With Boeing facing financial doldrums because of its ongoing grounding and resulting slump in sales of the 787 Dreamliner, the stakes are high for the company. That makes today’s Reuters’ report that the manufacturing giant may have found a “way to fix battery problems on its grounded 787 Dreamliner jets” good news for not only Boeing, but for electric aircraft in general. Readers should read these findings with some caution, though, since another report from Japan gives a different possible cause for the problems. That said, the two reports might not be mutually exclusive.
Many electric light aircraft developers use spacing between cells and some method to circulate cooling air over them. In Boeing’s two 787 lithium battery packs, eight large cells fill a fairly tight housing. Reuters quotes an anonymous source, “’The gaps between cells will be bigger. I think that’s why there was overheating,’ said the source, who declined to be identified because the plans are private.
“A spokeswoman from the U.S. National Transportation Board declined comment on the report or any Boeing plan to return the 787s to the air.
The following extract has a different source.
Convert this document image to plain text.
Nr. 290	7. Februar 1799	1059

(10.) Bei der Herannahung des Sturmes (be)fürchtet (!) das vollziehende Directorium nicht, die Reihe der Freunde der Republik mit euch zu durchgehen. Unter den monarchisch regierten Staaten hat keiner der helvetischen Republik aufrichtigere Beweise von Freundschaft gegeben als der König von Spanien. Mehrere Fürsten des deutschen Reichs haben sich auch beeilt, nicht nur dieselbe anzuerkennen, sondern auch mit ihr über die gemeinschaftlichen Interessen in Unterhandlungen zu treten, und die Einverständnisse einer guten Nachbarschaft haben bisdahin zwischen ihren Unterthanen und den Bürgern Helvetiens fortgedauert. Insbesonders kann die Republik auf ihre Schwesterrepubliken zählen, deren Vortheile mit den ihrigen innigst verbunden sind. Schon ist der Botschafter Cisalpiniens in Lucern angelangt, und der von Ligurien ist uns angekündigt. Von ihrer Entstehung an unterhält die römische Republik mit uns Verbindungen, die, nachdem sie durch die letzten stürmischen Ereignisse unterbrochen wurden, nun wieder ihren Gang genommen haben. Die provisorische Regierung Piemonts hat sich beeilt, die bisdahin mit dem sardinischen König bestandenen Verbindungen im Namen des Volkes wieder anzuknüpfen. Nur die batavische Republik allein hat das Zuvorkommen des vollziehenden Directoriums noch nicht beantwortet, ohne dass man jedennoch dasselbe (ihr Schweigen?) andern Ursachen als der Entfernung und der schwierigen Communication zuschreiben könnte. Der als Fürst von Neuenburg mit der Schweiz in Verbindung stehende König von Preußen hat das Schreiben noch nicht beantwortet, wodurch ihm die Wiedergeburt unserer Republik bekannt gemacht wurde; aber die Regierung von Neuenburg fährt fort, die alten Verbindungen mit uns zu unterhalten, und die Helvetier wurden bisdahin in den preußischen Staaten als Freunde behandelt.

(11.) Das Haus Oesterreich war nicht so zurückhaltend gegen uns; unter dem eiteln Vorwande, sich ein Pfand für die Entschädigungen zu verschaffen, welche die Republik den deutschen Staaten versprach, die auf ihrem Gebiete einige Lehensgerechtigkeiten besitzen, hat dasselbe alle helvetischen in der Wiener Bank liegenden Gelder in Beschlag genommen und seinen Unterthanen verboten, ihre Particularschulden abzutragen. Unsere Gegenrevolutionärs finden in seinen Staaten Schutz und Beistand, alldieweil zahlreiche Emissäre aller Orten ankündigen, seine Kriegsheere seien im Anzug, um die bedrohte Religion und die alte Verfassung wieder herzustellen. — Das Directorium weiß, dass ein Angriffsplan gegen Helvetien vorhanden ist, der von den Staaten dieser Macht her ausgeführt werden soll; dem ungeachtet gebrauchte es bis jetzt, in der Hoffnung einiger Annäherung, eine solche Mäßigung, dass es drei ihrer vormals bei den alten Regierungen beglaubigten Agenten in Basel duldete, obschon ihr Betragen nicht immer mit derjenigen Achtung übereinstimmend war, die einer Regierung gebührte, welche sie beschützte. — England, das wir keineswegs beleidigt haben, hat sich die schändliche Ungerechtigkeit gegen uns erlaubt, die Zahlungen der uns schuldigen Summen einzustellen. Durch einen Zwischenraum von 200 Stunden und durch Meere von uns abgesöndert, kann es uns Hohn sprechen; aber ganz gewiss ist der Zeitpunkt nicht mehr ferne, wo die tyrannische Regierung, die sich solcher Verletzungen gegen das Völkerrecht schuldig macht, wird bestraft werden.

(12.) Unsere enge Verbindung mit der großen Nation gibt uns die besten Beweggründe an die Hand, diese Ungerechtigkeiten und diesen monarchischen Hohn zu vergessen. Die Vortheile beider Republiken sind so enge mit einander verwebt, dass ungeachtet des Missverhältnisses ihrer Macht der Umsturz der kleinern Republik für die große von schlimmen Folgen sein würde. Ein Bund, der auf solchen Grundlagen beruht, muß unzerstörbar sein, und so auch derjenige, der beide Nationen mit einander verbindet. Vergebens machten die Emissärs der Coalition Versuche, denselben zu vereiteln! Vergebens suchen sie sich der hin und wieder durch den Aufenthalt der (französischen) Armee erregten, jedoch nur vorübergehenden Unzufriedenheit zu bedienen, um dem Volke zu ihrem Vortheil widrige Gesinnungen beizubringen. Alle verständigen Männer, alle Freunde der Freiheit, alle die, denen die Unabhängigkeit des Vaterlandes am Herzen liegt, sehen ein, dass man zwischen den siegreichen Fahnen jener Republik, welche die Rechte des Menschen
“’The decisions to return the airplane to flight will be made by the FAA and only after Boeing has demonstrated to them that the solution is adequate,’ Nantel said. (“Nantel” is probably Kelly Nantel of the NTSB – although the article did not include additional identification.) ‘We continue to investigate the cause of the short circuiting.’
“A spokeswoman from the U.S. Federal Aviation Administration declined to comment….
“The logical solution for Boeing would be to install ceramic plates between each cell and add a vent to the battery box, Kiyoshi Kanamura, a professor at Tokyo Metropolitan University who has conducted research with several Japanese battery makers, told Reuters on Tuesday.”
King 5 Television in Boeing’s Seattle home gives another possibility, as it reports on findings by Japan’s Transport Ministry.
“Meanwhile, a probe into the overheating of a lithium ion battery in an All Nippon Airways 787 found it was improperly wired, Japan’s Transport Ministry said Wednesday.
“The Transport Safety Board said in a report that the battery of the aircraft’s auxiliary power unit was incorrectly connected to the main battery that overheated, although a protective valve would have prevented power from the APU from doing damage. (Your editor is a bit perplexed by a “valve” in an electrical circuit. Explanations gladly accepted.)
NOTE: Thomas Boyle, a well-informed reader, sends the following explanation: “‘Valve’ is a now-antiquated term in electrical engineering. In modern terminology it would be a ‘diode’. A diode is a device that allows electrical current to flow through it in one direction, but blocks current from flowing in the opposite direction. The translator appears to have used the older term.” Our thanks to Mr. Boyle.
“Flickering of the plane’s tail and wing lights after it landed and the fact the main battery was switched off led the investigators to conclude there was an abnormal current traveling from the APU due to miswiring.
“The agency said that more analysis was needed to determine what caused the main battery to overheat and emit the smoke that prompted the Jan. 16 emergency landing of the ANA domestic flight and the worldwide grounding of Boeing 787 jets. They said they are consulting Boeing about the issue.”
As noted above, either or both explanations could be true.
Boeing uses two identical lithium ion battery packs, with cells made by the Japanese manufacturer Yusas and using a lithium cobalt chemistry. These packs replace or augment engine starting or other hydraulic systems.
Electravia in France, with over 35 different electric aircraft flying, and others in the U. S. and Slovenia use similar chemistries. Randall Fishman uses lithium polymer cells in his ElectraFlyer craft, but with flow-through cooling which moderates temperatures and vents any products of overheating – an unlikely event because of the low-discharge way Randall pulls current from his battery packs. None of these manufacturers have reported battery problems that would lead to an emergency landing.
Anne Lavrand of Electravia follows somewhat the same approach, explaining “Our customer applications up to now lead to low discharge rates and discharge time lower than 1 hour. In such conditions, we note around 20 °C battery temperature increasing during discharge. So it is not useful to implement a specific air cooling between cells.”
She said there have been no issues with the Kokam cells her firm uses, and that PCM (circuit protection modules) and BMS (battery management systems) help ensure safe running.
It is critical for Boeing to resolve this issue, since it has 50 Dreamliners cooling their wheel wells and no incoming cash flow even though it is producing aircraft daily. Maybe they’ll find ideas from small electric aircraft.